Fences, chronique afro-américaine

Fences

de Denzel Washington

Drame

Avec Denzel Washington, Viola Davis, Stephen Henderson

Sorti le 22 février 2017

L’histoire du quotidien d’une famille afro-américaine dans les années 50 où les rêves perdus des uns se confrontent aux espoirs des autres dans une Amérique en pleine évolution. Troy Maxson (Denzel Washington), ancien sportif professionnel, a dû y renoncer et se résigner à devenir employé municipal pour faire vivre sa femme, Rose (Viola Davis) et son fils, Cory (Jovan Adepo). Son rêve déçu et l’expérience d’une existence parsemée d’embûches influencent sa vision de la vie. Le conflit de génération sur fond d’émancipation des minorités va ainsi créer des tensions qui risquent de faire imploser cette famille dont l’existence semblait si paisible.

On s’attend de prime abord à un film militant, dénonçant la condition de la minorité noire américaine dans l’Amérique des années 50. Mais on est agréablement surpris. Si le contexte politique est présent, ce n’est qu’en filigrane et les principaux nœuds dramatiques se concentrent sur cette famille, à travers le personnage de Troy. La qualité des dialogues autour de situations anodines fait transparaître la vision profonde du monde du personnage principal, nous plongeant dans une chronique familiale réaliste, presque poétique, qui révèle la complexité de cet homme. Considérant que le sacrifice pour sa famille est supérieur à toute notion d’amour, un conflit s’instaure avec les autres membres qui refusent d’accepter que le devoir prime sur les rêves.

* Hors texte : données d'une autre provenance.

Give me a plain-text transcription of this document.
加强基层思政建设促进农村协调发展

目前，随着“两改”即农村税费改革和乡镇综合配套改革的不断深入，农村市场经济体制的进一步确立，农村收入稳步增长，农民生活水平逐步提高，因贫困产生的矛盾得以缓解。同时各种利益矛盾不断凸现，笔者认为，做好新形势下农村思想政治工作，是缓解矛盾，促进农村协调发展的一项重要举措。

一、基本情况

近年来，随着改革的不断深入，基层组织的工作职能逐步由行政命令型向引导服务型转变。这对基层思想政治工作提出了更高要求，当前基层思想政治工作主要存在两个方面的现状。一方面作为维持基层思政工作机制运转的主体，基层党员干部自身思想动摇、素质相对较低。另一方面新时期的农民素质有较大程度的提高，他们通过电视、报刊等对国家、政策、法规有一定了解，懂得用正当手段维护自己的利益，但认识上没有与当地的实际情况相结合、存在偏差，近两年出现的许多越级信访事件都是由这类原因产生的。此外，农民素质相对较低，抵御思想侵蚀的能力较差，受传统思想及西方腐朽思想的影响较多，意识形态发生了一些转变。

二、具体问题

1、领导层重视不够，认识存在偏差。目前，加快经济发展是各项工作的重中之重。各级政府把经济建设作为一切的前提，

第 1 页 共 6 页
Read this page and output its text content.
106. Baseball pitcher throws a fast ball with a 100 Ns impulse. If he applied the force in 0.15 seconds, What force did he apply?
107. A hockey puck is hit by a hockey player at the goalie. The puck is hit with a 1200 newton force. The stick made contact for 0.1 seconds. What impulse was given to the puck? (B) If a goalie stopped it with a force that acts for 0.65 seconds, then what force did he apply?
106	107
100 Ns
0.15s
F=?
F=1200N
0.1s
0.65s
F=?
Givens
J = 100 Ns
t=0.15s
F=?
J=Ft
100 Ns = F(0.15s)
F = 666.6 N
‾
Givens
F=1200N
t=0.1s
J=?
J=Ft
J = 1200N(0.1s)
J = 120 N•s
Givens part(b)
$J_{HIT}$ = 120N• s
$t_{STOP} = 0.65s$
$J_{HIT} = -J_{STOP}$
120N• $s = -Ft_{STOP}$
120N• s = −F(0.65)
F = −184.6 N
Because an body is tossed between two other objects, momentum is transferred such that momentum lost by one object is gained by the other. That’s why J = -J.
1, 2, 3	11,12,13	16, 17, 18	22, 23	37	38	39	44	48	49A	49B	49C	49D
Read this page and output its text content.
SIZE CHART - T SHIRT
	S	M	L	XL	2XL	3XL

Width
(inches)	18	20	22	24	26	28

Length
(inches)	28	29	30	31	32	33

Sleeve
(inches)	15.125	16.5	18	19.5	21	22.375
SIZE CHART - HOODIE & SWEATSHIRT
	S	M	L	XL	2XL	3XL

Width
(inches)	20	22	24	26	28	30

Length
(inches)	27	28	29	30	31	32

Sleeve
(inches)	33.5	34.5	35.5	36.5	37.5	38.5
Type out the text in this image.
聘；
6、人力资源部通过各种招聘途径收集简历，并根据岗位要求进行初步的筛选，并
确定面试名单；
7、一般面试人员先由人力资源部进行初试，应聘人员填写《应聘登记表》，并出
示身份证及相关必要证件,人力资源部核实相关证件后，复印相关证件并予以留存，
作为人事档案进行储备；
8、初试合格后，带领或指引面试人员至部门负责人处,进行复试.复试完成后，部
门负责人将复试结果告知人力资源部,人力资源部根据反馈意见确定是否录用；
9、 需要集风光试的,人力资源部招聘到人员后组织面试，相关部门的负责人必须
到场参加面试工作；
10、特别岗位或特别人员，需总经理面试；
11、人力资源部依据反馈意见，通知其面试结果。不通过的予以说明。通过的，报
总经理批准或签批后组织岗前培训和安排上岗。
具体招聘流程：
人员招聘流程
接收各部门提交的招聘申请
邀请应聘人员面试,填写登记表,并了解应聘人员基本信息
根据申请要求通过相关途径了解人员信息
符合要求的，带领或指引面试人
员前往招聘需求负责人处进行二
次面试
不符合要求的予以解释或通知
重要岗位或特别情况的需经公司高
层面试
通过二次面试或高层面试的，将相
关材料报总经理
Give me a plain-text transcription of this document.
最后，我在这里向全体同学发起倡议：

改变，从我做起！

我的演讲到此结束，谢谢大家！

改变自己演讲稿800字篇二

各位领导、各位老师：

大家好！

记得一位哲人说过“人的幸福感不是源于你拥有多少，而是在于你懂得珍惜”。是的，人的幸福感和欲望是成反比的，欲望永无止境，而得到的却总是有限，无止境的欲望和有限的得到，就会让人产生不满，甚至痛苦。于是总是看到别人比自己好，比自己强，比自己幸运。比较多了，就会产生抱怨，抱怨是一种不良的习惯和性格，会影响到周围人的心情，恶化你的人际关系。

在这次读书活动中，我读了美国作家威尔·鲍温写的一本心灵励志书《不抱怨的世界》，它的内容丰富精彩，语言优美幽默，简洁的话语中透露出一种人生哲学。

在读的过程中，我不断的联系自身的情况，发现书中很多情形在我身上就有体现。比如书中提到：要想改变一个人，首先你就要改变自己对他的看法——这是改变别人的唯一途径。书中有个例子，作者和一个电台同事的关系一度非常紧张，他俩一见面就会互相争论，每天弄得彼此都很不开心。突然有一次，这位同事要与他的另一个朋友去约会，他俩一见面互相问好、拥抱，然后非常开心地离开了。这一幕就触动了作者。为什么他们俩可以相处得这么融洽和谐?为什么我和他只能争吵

Rappelant dans une certaine mesure la pièce de Tennessee Williams, Un tramway nommé Désir et son adaptation cinématographique par Elia Kazan, on retrouve ici des thèmes chers à cet auteur : amour, devoir et passion. La dimension quasi documentaire et presque voyeuriste de ce microcosme nous replace dans le contexte du théâtre et la maison devient un décor où (presque) tous les drames se nouent. Oublié le contexte politique, les conflits deviennent universels et les personnages existent à travers leurs certitudes et leurs contradictions. À noter que les acteurs sont extraordinaires et les personnages secondaires ont tous une existence juste influant à leurs manières sur les évènements. Les interactions sont réalistes et rendent chacun des protagonistes attachant avec des forces et des faiblesses profondément humaines.

Mais ce film, bien que très proche de l’univers d’Elia Kazan adopte une réalisation résolument moderne, bien que très épurée. La caméra est proche des personnages et le montage est tout au service des acteurs avec très peu de fantaisie. La dimension réaliste est accentuée par le hors champ, largement utilisé, respectant ainsi la dimension théâtrale du récit. Éludant volontairement certaines situations, Denzel Washington les matérialise uniquement à travers le jeu. Ainsi ce dernier ne tombe pas dans le piège de l’omniscience même si l’univers est élargit, évitant l’oppression du huis-clos.

Même si certaines scènes tirent parfois en longueur – et que l’on ressent tout de même bien les 2 heures 20 de film – on pardonne aisément à Denzel Washington qui signe ici un premier film maîtrisé et sensible, chronique réaliste d’une Amérique en pleine évolution.